If Providence does not intercede against my plans, on Saturday I’ll head west on Interstate 40 to California. I don’t know how long I’ll be there. I don’t know where I’ll go next. My summer is free.

Regardless, I’m excited.

Now, I often call California “Commifornia.” California deserves this. The most psychotic Marxist liberals live there. The political class is insane. They’ve destroyed the state. The cost of living, taxes, traffic, congestion, pollution, homelessness and millions of laws are driving millions of people away – by design I say. Whereas it may have been a paradise once, it is now paradise lost.

The Yosemite Valley – or Merced River Canyon – from the Tunnel View. This was taken with an old Samsung. All photos here are from that same Samsung.

Well, not entirely. The land is still stunning. Frankly, I consider its land the most beautiful on earth. And what draws me near now is the land of the band of killers.

You know what I’m talking about, right? The land of the “yo-che-ma-te,” or its anglicized version known as Yosemite. See, Miwok Indians have been living around the land that became the national park since time immemorial. The particular band of Miwoks around there were called Ahwahneechee. As National Geographic says:

Out of fear and respect, other tribes called them the yo-che-ma-te – a phrase that’s been translated as “grizzly bear,” “band of killers,” or “some among them are killers” – and a word that would eventually be applied to the entire valley and the surrounding park.”

To those who know nothing about Yosemite, it’s a federal park on the western slopes of the Sierra Nevada mountains that covers about 1200 square miles. The park borders, essentially, protect the sources of two rivers called the Merced and the Tuolome, which start west of the Sierra’s divide, and run west until, more or less, the rivers flow out of the mountains, and into California’s Central Valley (where all water coming off the Sierras – from not just these two rivers – is gobbled up in one of the most agriculturally productive places on planet earth).

Yosemite’s epicenter of tourism is “Yosemite Valley.” That’s where all the main buildings like visitor centers, hotels, and big campsites are. However, to me, this valley is really a canyon whose walls rise above the Merced River, whose source is the high-country’s melting snow (which can accumulate up 50-feet deep in the highest Sierra elevations). That water then falls…

The Nevada Falls on the Merced River.

When you stand at the bottom of the Yosemite Valley, and look up, you see glacier-polished granite walls rising thousands of feet above the green valley in shapes and forms that compel the eye to glide gracefully along contours that create the perception of enormous space. Pines, fir and spruce grow along the river and speckle canyon walls all the way up into the highest mountain country where snow lasts into summer. Add to this a golden sun and waterfalls that roar to life in May and June as temperatures in the high Sierras finally stay warm enough to melt that snowpack, and Yosemite glows with a vibrancy that makes you question whether you are witnessing a dream or reality.

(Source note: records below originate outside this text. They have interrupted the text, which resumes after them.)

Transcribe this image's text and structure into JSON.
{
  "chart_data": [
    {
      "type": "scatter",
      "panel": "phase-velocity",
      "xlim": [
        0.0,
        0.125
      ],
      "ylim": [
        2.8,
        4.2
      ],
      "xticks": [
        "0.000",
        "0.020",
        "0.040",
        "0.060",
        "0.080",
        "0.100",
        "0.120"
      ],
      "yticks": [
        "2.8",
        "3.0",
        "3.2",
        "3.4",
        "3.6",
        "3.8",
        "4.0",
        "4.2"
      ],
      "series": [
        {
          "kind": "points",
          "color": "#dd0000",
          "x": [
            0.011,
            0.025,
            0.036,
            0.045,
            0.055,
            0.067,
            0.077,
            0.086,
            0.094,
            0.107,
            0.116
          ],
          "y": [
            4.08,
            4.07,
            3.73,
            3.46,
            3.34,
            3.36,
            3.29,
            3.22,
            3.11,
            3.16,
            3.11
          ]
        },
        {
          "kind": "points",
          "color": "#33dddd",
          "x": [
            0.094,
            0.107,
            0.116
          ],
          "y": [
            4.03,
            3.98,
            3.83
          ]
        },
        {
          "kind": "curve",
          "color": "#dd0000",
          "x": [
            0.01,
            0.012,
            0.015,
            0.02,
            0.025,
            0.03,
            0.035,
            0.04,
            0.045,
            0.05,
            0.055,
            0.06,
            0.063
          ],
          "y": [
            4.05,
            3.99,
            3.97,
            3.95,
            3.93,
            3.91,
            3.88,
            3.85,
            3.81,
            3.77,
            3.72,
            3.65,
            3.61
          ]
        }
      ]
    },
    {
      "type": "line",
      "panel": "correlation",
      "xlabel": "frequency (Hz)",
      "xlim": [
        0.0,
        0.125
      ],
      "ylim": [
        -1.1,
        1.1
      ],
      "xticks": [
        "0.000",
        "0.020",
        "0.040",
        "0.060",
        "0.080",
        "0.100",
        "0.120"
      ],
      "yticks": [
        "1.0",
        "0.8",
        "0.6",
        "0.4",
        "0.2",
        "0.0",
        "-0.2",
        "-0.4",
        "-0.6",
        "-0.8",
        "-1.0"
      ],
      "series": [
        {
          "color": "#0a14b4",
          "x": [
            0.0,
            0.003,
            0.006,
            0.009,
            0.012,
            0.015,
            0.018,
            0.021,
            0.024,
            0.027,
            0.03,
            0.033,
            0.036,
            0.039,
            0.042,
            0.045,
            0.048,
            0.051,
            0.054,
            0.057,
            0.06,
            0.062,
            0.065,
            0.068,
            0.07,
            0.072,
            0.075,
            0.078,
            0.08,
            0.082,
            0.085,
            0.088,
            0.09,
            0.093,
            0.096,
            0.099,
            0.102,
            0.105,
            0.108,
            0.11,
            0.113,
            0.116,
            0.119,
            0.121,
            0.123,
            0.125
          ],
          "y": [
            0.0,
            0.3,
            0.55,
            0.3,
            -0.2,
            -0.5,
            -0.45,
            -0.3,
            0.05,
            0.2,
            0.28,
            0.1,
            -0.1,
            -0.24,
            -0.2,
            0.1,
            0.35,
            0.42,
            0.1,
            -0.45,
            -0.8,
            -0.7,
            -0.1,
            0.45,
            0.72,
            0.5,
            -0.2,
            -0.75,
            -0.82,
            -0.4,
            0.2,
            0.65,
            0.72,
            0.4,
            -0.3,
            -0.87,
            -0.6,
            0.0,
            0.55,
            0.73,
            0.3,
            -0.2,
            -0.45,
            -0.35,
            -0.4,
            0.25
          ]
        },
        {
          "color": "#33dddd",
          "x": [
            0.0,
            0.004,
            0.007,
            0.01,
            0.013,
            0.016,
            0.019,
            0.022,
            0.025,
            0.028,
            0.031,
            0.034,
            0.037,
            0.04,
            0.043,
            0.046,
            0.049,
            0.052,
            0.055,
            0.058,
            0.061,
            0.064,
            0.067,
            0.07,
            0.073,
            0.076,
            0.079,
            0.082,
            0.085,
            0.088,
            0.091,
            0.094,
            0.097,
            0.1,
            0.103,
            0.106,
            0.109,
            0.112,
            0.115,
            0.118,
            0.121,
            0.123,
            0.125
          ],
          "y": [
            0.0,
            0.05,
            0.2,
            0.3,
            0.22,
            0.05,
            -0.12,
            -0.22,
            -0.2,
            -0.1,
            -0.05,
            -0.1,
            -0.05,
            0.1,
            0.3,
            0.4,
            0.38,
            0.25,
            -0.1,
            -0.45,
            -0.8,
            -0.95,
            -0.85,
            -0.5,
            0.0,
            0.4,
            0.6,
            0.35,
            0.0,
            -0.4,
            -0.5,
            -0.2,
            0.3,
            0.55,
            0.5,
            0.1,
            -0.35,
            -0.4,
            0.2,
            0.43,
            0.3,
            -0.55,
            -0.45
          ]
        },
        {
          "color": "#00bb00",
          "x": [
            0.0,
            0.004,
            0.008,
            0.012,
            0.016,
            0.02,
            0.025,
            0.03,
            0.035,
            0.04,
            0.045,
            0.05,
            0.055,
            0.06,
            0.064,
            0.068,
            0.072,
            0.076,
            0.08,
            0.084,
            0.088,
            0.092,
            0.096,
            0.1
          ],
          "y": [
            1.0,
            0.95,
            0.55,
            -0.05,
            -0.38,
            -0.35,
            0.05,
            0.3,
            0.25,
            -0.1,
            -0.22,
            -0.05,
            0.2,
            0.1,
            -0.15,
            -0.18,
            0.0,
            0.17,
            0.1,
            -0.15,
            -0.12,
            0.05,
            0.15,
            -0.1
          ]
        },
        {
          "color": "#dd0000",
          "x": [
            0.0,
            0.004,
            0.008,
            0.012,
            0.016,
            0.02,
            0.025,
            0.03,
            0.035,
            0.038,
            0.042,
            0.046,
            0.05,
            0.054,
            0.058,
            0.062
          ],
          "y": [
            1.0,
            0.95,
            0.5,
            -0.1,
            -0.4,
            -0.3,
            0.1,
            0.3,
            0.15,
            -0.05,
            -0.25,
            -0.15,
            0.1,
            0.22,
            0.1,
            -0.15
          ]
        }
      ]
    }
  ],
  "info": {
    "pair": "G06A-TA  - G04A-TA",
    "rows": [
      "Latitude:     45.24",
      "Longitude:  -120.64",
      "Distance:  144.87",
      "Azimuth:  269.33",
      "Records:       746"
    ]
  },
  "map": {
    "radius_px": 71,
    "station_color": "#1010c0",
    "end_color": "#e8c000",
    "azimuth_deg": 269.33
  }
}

It is not hyperbole to say it’s one of the most beautiful places on earth. In my humble opinion, Yosemite is tied with Grand Canyon as the most awesome spectacle in the Lower 48. I’ve only been there once, but, it made such an impression upon me that I don’t think months upon months is enough time there. Looking down upon Nevada Falls’ mist refract light into a rainbow amid pines along the Merced created the effect of what I could only call a fire rainbow. Then looking up to the midday glow of that polished granite rise above that misty fire made clear why John Muir called the Sierras the “Range of Light.” I recall this moment in of June 2019 as one of the happiest moments in life. It makes me burn to return.

That fire rainbow

It’s just such a shame that Yosemite’s in California. It’s a shame that all of California’s beauties are in Commifornia. I just hope God saves it all in spite of all what the liberals are doing to destroy that state.

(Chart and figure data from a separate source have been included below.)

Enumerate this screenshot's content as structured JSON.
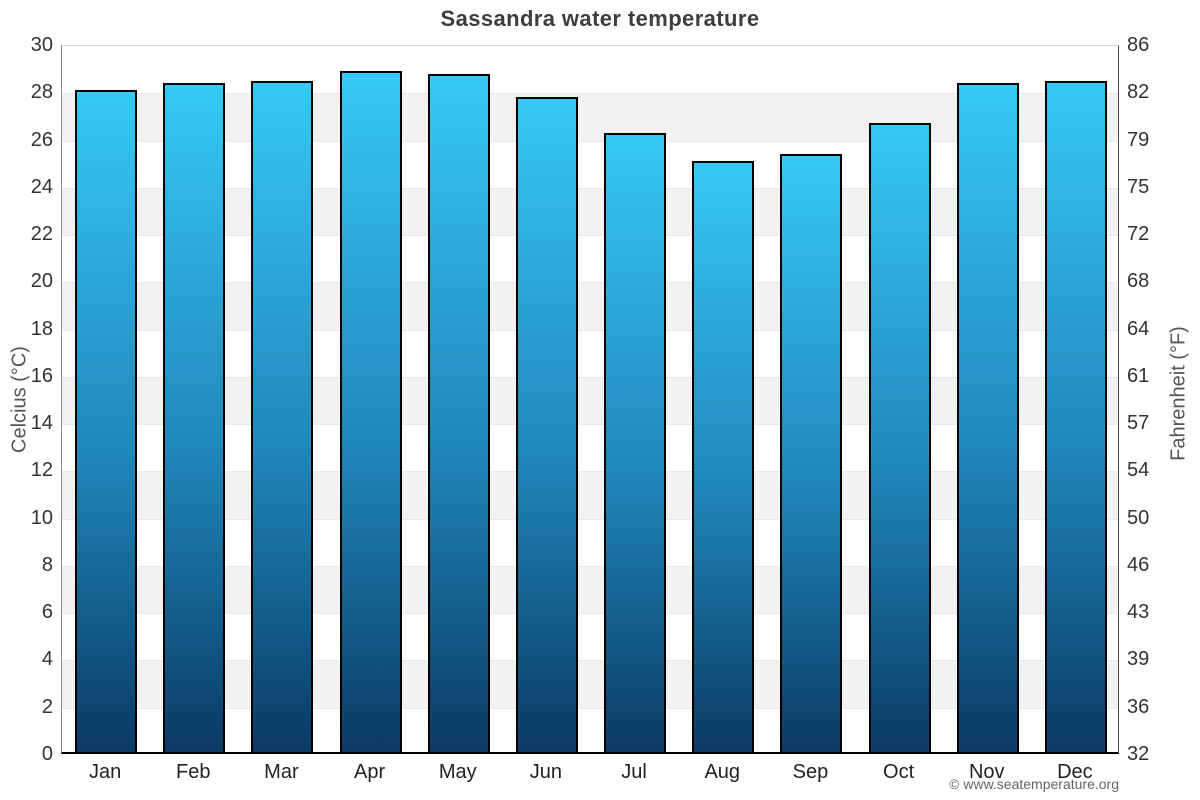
{
  "title": "Sassandra water temperature",
  "footer": "© www.seatemperature.org",
  "chart_data": {
    "type": "bar",
    "title": "Sassandra water temperature",
    "categories": [
      "Jan",
      "Feb",
      "Mar",
      "Apr",
      "May",
      "Jun",
      "Jul",
      "Aug",
      "Sep",
      "Oct",
      "Nov",
      "Dec"
    ],
    "values": [
      28.0,
      28.3,
      28.4,
      28.8,
      28.7,
      27.7,
      26.2,
      25.0,
      25.3,
      26.6,
      28.3,
      28.4
    ],
    "unit": "°C",
    "ylabel_left": "Celcius (°C)",
    "ylabel_right": "Fahrenheit (°F)",
    "ylim_celsius": [
      0,
      30
    ],
    "celsius_ticks": [
      0,
      2,
      4,
      6,
      8,
      10,
      12,
      14,
      16,
      18,
      20,
      22,
      24,
      26,
      28,
      30
    ],
    "fahrenheit_ticks": [
      32,
      36,
      39,
      43,
      46,
      50,
      54,
      57,
      61,
      64,
      68,
      72,
      75,
      79,
      82,
      86
    ],
    "legend": "none",
    "grid": "alternating horizontal 2°C bands",
    "colors": {
      "bar_gradient_top": "#36c9f6",
      "bar_gradient_mid": "#1f87b9",
      "bar_gradient_bottom": "#0a3a64",
      "bar_border": "#000000",
      "band_gray": "#f2f2f2",
      "band_white": "#ffffff",
      "gridline": "#e7e7e7"
    }
  }
}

Gas is the mid-$5 range outside the park. However, my 45 mpg Yaris won’t hurt my wallet too much. Neither will the campsite I procured for $30 a night (though the hotels outside the park are about $300 a night). Ultimately, I know how to travel frugally, and maybe I’ll travel for months straight. But I dunno.

I know this, after Yosemite, I want to make it down to Kings Canyon national park, which is adjacent to Sequoia national park. Kings Canyon is a giant canyon south of Yosemite whose walls rise higher than the Grand Canyon’s. Sequoia national park preserves the largest of all the giant sequoia trees in California. I’ll hit there too.

After that, again, I dunno. All I know is that Yosemite is my number one target, and I can’t believe I’m leaving tomorrow…

May God protect.

A view of the Yosemite Valley from up high on Glacier Point… taken with my crappy Samsung.